Magliano, located on the south side of Monte Tea, between the Aulella and Serchio di Soraggio rivers, is divided into two centres: "Magliano a mattino " and "Magliano a Sera ".

The Church of Sant’Andrea, in which the saintly bodies of the martyrs Giusto and Emiliano are preserved, dates back at least to 1297. The building was altered several times: in 1734 it was completely renovated and enriched with numerous works of art of exquisite workmanship, including an interesting neo-Gothic triptych depicting the Madonna and Child.

The Church of SS. Vincenzo and Anastasio, which houses the  fifteenth century altarpiece by Bernardino del Castelletto depicting the Madonna and Child with Saints, is also worth a visit. 

Historical notes

The first written record of the village dates back to 793, when Bishop Giovanni bought some properties in Magliano and Ponteccio. 
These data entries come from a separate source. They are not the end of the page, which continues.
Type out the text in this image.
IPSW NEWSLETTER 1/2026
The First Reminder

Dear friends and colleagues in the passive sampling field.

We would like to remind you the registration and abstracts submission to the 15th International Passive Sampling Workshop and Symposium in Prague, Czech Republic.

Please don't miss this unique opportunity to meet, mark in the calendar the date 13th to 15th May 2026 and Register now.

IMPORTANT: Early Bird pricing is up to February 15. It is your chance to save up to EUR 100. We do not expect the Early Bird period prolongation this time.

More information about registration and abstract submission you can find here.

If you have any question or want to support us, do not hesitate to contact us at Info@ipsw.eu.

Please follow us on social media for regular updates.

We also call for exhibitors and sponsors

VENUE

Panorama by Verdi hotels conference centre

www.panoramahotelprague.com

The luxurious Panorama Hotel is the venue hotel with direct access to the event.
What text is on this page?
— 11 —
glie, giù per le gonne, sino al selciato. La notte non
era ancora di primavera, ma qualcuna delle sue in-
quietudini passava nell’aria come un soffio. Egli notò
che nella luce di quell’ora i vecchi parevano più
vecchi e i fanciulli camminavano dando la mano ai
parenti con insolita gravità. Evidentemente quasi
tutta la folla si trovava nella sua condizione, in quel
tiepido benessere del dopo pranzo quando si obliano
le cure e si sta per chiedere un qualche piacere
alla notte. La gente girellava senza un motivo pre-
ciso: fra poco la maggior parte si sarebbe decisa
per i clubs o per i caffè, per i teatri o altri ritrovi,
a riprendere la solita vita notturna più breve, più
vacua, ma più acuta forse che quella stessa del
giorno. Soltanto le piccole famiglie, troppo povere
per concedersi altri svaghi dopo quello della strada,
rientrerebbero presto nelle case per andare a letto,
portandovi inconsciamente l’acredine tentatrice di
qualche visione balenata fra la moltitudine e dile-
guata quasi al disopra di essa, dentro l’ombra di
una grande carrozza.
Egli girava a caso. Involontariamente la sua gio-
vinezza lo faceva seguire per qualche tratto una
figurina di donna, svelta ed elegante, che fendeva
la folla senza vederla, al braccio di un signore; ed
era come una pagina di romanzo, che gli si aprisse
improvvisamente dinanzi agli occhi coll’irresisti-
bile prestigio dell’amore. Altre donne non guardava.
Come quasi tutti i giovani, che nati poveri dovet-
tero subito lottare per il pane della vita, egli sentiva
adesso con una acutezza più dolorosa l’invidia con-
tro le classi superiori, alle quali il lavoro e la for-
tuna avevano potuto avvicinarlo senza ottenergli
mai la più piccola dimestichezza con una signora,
During the Middle Ages, a fort was built near the village centre, the remains of which were recently found near the ruins of the church of Santa Felicita, a place of worship halfway between Castelletto and Magliano. The "castrum de Malliano cum pertinentiis" is in fact mentioned in 1185 in a diploma of Emperor Federico Barbarossa.

Possession of the fortifications and villages was entrusted to the nobles of Dalli. The members of this family, although they had sold all of their possessions to the city of Lucca in 1229, continued to reside for a long time in the lands which they had formerly dominated, while the community remained tied for centuries to the activities of pastoralism. 

Following the fall of the government of Paolo Guinigi (1430), Magliano, like other villages in the area, remained for a few years under Florentine rule until, in 1446, when it decided to submit to the authority of the Marquis Lionello d'Este, escaping the ongoing disputes that counterposed Lucca and Florence.